Humor jest wszechobecny także w przypadku szaty graficznej. Choć osobiście preferuję odrobinę mroczniejsze klimaty, to styl na jaki postawił WildStar, o dziwo nie odrzucił mnie ani na chwilę, mimo że w grze spędziłem blisko 100 godzin. Mocno komiksowy, chwilami do złudzenia przypominający to, co pamiętamy z World of Warcraft, świetnie oddaje atmosferę panującą na Nexusie i pozwala poczuć autentyczną sympatię do napotykanych postaci oraz naszego bohatera. Wprawdzie niektóre z lokacji świecą pustkami i aż proszą się o upchanie w nich kilku dodatkowych elementów, ale ogólne wrażenie w tym zakresie jest jak najbardziej pozytywne.
Jeszcze tyle do odkrycia!
Pomimo wszystkich swoich mniejszych lub większych uchybień, WildStar jest naprawdę solidną pozycją. Biorąc pod uwagę obszerność i jakość rozgrywki, jaką dostarczono graczom już w dniu premiery, można śmiało nazwać go jednym z najlepszych i najbardziej wciągających MMORPG ostatnich kilku lat. Nie jest wprawdzie idealny i w pewnych obszarach ma sporo do nadrobienia, ale należy pamiętać, że nawet World of Warcraft miewał słabsze elementy, które łatano i rozbudowywano kolejnymi patchami oraz dodatkami.

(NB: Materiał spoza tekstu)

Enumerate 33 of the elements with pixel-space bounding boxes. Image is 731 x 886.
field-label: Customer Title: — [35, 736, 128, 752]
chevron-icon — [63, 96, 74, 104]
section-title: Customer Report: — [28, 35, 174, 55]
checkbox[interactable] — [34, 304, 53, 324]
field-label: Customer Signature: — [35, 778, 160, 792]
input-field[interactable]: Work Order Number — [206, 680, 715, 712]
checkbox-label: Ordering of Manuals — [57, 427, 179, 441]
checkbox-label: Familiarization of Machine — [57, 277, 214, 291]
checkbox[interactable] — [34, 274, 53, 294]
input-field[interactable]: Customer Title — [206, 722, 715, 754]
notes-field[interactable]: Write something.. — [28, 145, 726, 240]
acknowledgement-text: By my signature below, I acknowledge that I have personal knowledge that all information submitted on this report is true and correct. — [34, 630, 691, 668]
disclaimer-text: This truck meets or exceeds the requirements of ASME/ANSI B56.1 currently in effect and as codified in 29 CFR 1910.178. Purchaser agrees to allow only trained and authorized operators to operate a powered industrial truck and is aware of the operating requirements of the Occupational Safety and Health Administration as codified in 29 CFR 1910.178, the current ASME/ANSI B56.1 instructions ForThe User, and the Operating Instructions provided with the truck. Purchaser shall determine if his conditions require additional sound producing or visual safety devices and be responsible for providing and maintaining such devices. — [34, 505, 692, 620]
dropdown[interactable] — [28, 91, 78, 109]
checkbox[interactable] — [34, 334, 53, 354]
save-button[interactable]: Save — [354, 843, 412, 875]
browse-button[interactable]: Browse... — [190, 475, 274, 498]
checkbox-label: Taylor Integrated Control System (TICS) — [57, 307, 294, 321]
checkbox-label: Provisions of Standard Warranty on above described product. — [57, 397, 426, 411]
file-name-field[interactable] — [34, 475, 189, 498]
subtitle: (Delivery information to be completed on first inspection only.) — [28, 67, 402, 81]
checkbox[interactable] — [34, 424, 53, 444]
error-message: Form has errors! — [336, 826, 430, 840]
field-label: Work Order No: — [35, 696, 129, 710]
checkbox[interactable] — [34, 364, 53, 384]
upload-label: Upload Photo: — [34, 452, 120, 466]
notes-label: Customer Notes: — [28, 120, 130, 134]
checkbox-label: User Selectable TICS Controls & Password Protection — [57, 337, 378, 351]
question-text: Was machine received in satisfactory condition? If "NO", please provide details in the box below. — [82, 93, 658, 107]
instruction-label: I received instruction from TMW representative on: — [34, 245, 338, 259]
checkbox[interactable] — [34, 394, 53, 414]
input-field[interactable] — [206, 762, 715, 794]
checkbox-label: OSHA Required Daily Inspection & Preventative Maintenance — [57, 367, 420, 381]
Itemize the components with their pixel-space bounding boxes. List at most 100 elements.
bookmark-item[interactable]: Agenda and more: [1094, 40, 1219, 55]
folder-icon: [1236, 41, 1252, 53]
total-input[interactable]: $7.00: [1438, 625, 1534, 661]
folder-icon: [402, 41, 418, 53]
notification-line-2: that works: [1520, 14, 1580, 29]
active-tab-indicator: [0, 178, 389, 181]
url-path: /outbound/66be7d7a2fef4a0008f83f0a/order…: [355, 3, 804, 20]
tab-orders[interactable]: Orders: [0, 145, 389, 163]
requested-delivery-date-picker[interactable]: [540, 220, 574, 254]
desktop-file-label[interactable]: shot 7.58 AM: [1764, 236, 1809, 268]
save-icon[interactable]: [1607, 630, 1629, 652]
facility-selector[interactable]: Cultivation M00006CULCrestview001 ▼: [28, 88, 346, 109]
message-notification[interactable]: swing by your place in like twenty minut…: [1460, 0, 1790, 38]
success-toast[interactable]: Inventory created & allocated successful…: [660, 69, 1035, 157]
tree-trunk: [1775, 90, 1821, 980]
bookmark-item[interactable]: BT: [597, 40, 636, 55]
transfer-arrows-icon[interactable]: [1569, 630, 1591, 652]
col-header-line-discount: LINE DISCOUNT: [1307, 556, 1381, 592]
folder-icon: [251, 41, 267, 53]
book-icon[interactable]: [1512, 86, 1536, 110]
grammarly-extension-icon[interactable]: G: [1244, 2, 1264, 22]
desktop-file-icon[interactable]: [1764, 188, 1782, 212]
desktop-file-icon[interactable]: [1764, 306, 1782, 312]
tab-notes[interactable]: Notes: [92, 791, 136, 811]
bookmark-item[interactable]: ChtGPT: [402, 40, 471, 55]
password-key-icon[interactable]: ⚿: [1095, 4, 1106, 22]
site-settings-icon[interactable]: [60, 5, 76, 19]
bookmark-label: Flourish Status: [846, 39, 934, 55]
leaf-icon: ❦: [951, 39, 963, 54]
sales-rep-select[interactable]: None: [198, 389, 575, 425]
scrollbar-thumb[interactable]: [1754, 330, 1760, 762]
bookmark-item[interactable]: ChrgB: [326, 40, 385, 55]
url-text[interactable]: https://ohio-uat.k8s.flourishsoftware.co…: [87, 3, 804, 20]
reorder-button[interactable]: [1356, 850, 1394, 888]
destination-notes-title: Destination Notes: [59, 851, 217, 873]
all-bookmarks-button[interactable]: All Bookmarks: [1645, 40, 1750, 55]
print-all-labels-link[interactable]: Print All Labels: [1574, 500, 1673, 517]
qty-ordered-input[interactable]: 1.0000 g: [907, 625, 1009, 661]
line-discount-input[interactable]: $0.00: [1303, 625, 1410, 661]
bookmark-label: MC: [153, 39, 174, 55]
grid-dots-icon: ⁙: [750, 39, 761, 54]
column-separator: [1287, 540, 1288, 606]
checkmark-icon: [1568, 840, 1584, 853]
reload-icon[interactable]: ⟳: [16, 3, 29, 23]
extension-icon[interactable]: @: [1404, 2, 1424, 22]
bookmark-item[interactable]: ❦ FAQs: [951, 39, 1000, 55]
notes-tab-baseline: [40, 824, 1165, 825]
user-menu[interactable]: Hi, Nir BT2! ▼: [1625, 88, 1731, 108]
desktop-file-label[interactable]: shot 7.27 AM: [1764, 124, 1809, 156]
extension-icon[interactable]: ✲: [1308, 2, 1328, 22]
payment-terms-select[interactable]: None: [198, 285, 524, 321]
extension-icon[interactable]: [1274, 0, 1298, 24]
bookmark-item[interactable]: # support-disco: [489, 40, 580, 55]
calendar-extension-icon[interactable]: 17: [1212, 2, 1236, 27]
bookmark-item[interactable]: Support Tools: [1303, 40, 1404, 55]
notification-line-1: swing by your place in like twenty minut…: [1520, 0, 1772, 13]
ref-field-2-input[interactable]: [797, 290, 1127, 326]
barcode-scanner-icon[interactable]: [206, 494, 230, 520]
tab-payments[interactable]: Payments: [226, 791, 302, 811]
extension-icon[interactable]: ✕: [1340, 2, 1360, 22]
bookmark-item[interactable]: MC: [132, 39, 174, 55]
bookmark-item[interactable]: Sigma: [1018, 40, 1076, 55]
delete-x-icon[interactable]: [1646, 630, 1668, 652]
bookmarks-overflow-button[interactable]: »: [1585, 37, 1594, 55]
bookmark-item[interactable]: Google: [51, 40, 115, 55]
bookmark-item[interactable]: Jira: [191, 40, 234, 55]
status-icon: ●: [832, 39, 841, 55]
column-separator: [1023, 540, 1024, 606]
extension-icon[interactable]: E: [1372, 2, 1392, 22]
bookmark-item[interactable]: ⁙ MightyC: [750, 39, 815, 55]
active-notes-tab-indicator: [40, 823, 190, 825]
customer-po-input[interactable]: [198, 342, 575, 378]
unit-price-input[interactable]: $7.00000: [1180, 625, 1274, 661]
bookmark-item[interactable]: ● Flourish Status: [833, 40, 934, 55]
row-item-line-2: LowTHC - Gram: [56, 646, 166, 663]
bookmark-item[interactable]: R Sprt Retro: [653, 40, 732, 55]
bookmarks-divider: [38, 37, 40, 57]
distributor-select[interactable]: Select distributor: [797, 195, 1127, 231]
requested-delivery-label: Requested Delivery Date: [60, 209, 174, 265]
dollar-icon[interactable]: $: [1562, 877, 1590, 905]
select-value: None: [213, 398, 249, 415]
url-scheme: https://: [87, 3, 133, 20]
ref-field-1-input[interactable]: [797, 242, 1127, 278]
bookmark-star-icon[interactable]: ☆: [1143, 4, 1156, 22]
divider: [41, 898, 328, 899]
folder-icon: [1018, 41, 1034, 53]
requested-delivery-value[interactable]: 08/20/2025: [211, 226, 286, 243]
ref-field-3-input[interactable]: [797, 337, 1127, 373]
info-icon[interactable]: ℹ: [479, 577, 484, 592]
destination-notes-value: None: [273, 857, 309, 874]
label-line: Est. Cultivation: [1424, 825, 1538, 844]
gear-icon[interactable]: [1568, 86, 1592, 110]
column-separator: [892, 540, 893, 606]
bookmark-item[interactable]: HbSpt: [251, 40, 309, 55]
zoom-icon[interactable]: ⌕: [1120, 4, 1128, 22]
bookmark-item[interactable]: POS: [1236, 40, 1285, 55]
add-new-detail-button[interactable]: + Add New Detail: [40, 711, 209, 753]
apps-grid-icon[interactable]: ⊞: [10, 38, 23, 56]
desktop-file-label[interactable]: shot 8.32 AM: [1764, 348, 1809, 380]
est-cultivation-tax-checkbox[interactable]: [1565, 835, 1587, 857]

Podstawa, którą stworzyło Carbine Studios, prezentuje się naprawdę nieźle i potencjał do dalszego rozwoju wygląda w chwili obecnej bardzo obiecująco. Wprawdzie odnoszę wrażenie, że cała otoczka zbudowana wokół wysokiego poziomu trudności jest jedynie próbą wyróżnienia się na tle konkurencji i już za parę miesięcy zobaczymy kilka zmian upraszczających poszczególne elementy. Nie mam jednak wątpliwości, że WildStar wyjdzie z tego obronną ręką. Prosty, choć wciągający świat, świetny system walki oraz nacisk na tzw. endgame mocno przypadły mi do gustu, przyprawiając jednocześnie o dreszcz emocji, którego nie odczuwałem praktycznie od 2004 roku. Czy WildStar za 10 lat będzie mógł pochwalić się równie wielkimi sukcesami co World of Warcraft? Zapewne nie, choć trzeba przyznać, że wbrew pozorom, wcale nie dzielą ich… lata świetlne.